Blackwell ridacchiò. «Jace? Mai sentito nessun Jace» disse. «Bene, potrei chiedere a Pangborn di lasciarla andare, ma preferisco di no. Con me Jocelyn ha sempre fatto la bastarda. Pensava di essere migliore di noi, con la sua bellezza e la sua discendenza. Una bastarda con il pedigree, ecco cos'è. Lo ha sposato solo per mettercelo contro e...»
«Ci sei rimasto male perché Valentine non ha sposato te, Blackwell?» fu ciò che rispose Luke, anche se Clary sentì la rabbia gelida nella sua voce.
Blackwell, rosso in viso, fece un passo rabbioso verso il centro della stanza.
E Luke, spostandosi con tanta agilità che Clary quasi non lo vide muoversi, afferrò un bisturi appoggiato sul comodino e lo lanciò. Il bisturi ruotò due volte su se stesso a mezz'aria e affondò nella gola di Blackwell, interrompendo sul nascere la sua ringhiante risposta. Blackwell tossì, gli occhi ribaltati, e cadde in ginocchio portandosi le mani alla gola. Aprì la bocca come per parlare, ma ne uscì solo un sottile rivolo di sangue. Le sue mani scivolarono via dalla gola e lui precipitò a terra come un albero abbattuto. L'impatto fece tremare il pavimento.
«Accidenti» disse Pangborn guardando il corpo caduto del compagno con infastidito disgusto. «Che cosa sgradevole.»
Il sangue che usciva dalla gola di Blackwell si stava allargando sul pavimento in una viscosa pozzanghera rossa. Luke prese Clary per le spalle e le sussurrò qualcosa all'orecchio. Clary non capì nulla, sentì soltanto un ronzio insensato dentro la testa. Era l'ennesima morte a cui assisteva in meno di un'ora. Le venne in mente una poesia che aveva letto durante l'ora di inglese, qualcosa in cui si parlava di come dopo la prima morte che vedi nessun'altra conta più. Il poeta non sapeva di cosa stava parlando.

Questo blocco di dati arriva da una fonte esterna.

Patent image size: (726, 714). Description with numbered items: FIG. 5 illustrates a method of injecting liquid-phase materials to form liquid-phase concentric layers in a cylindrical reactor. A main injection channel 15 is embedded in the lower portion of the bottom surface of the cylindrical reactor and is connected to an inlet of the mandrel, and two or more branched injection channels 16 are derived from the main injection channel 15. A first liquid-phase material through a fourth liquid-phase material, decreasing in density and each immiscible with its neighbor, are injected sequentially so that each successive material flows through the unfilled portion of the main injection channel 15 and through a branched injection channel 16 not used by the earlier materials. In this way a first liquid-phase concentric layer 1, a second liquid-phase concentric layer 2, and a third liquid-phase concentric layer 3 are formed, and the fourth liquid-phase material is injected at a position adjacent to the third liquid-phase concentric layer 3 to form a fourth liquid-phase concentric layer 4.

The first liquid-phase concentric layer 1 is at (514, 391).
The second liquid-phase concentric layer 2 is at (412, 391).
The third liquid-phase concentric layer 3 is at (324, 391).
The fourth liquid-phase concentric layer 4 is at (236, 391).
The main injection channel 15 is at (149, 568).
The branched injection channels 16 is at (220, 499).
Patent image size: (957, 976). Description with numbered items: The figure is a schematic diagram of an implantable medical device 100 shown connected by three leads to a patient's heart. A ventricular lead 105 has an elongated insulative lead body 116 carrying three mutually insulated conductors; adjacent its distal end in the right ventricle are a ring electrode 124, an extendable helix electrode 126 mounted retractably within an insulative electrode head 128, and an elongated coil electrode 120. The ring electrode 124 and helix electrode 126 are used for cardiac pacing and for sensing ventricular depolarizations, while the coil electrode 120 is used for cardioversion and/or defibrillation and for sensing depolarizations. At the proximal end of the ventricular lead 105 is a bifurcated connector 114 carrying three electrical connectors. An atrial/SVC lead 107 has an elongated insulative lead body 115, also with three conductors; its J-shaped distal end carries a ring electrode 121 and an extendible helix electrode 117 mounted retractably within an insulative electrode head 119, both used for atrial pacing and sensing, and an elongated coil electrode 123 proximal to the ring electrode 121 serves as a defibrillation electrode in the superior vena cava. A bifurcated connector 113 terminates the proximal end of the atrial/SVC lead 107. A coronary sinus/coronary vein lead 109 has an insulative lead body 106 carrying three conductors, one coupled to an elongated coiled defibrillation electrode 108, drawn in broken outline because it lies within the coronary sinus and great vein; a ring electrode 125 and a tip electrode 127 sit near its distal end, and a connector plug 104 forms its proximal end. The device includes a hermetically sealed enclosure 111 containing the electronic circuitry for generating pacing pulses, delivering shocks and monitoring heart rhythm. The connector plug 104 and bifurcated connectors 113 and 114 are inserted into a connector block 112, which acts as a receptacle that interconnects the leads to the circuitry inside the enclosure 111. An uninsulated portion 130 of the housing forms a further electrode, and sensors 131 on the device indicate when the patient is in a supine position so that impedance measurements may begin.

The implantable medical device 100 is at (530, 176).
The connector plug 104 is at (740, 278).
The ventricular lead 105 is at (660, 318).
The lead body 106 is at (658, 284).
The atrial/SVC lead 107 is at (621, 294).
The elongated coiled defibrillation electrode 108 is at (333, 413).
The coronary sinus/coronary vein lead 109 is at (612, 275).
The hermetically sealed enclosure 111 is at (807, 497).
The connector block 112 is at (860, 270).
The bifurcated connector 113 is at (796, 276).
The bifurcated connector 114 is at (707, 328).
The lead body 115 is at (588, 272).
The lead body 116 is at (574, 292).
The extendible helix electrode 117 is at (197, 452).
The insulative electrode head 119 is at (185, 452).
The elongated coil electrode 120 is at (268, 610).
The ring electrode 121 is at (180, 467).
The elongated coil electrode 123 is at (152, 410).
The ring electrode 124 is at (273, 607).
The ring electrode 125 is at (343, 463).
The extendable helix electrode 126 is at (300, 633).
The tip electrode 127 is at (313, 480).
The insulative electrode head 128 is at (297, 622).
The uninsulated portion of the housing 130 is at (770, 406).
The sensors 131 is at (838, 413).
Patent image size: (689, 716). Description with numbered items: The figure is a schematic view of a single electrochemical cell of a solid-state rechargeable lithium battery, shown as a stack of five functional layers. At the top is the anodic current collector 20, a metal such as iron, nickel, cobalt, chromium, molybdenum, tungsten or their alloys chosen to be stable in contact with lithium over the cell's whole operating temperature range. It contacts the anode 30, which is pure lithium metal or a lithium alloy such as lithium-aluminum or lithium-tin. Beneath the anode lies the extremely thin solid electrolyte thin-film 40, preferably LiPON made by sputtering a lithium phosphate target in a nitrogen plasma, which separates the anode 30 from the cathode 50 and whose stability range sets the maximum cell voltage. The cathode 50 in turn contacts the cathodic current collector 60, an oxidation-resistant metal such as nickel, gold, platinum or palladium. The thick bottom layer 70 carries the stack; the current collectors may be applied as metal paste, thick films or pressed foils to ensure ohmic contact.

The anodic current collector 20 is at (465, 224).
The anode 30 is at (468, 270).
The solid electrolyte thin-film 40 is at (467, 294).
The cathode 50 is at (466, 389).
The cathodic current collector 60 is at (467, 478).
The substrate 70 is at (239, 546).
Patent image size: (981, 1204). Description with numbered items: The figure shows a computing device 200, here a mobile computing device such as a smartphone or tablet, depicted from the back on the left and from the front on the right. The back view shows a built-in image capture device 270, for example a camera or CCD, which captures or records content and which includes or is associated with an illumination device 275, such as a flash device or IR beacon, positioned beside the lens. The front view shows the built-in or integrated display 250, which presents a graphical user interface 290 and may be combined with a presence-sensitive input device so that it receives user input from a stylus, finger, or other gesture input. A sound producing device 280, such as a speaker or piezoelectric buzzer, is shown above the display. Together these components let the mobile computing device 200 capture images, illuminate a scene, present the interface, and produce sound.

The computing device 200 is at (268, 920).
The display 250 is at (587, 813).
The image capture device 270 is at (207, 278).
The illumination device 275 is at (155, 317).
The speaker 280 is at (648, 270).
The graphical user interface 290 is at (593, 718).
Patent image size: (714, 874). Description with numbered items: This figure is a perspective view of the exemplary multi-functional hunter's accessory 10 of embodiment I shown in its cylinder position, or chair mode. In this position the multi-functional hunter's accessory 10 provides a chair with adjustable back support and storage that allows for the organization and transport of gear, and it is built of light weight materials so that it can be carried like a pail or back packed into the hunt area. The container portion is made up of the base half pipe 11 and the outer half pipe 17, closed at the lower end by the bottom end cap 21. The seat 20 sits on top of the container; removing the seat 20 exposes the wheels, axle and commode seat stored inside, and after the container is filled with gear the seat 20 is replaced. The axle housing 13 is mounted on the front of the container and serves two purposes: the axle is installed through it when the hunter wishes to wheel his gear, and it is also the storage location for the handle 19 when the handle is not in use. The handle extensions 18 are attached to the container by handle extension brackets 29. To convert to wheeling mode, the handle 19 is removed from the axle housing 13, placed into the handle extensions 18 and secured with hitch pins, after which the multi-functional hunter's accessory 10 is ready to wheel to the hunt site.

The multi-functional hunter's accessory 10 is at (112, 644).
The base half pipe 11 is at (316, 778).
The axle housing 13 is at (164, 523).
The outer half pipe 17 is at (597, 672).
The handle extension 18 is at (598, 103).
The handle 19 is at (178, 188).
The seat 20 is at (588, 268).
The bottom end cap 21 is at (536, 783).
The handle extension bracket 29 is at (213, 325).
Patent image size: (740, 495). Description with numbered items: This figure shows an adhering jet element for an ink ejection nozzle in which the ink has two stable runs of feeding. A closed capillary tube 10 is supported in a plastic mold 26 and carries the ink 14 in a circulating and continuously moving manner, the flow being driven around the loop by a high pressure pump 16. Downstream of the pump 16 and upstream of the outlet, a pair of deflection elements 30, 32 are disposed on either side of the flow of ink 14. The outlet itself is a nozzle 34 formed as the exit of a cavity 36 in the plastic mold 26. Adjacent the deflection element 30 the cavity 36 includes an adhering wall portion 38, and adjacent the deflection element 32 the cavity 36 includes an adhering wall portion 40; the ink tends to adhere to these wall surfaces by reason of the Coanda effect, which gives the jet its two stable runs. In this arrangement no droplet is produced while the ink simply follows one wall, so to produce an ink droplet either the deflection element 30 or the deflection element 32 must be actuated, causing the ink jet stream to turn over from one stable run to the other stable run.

Luke la lasciò andare. «Le chiavi, Pangborn» disse.
Pangborn diede un colpetto a Blackwell con un piede e poi sollevò lo sguardo. Sembrava infastidito. «Sennò cosa fai? Mi tiri una siringa? C'era solo una lama, su quel tavolino. No» aggiunse, allungando una mano dietro le spalle ed estraendo una lunga spada dall'aria molto pericolosa. «Temo che, se vuoi le chiavi, dovrai venire a prendertele. Non che mi importi qualcosa di Jocelyn Morgenstern, sai, ma il fatto è che sono anni che ho una gran voglia di ucciderti...»
Pronunciò l'ultima parola assaporandola con deliziata esultanza mentre si faceva avanti. La sua lama lampeggiò, un lancia di luce nella semioscurità. Clary vide Luke allungare una mano verso di lei... una mano stranamente lunga che terminava con unghie appuntite simili a piccoli pugnali... e si rese conto di due cose: che Luke stava per trasformarsi, e che quella che le aveva sussurrato all'orecchio era una sola parola.
Corri.
Clary corse. Zigzagò attorno a Pangborn, che la degnò a malapena di un'occhiata, circumnavigò il corpo di Blackwell e fu fuori dalla porta col cuore che martellava prima ancora che la trasformazione di Luke fosse completa. Non si guardò alle spalle, ma sentì un ululato lungo e penetrante, il suono di metallo contro metallo e un rumore di vetri rotti. Forse avevano ribaltato il tavolino, pensò.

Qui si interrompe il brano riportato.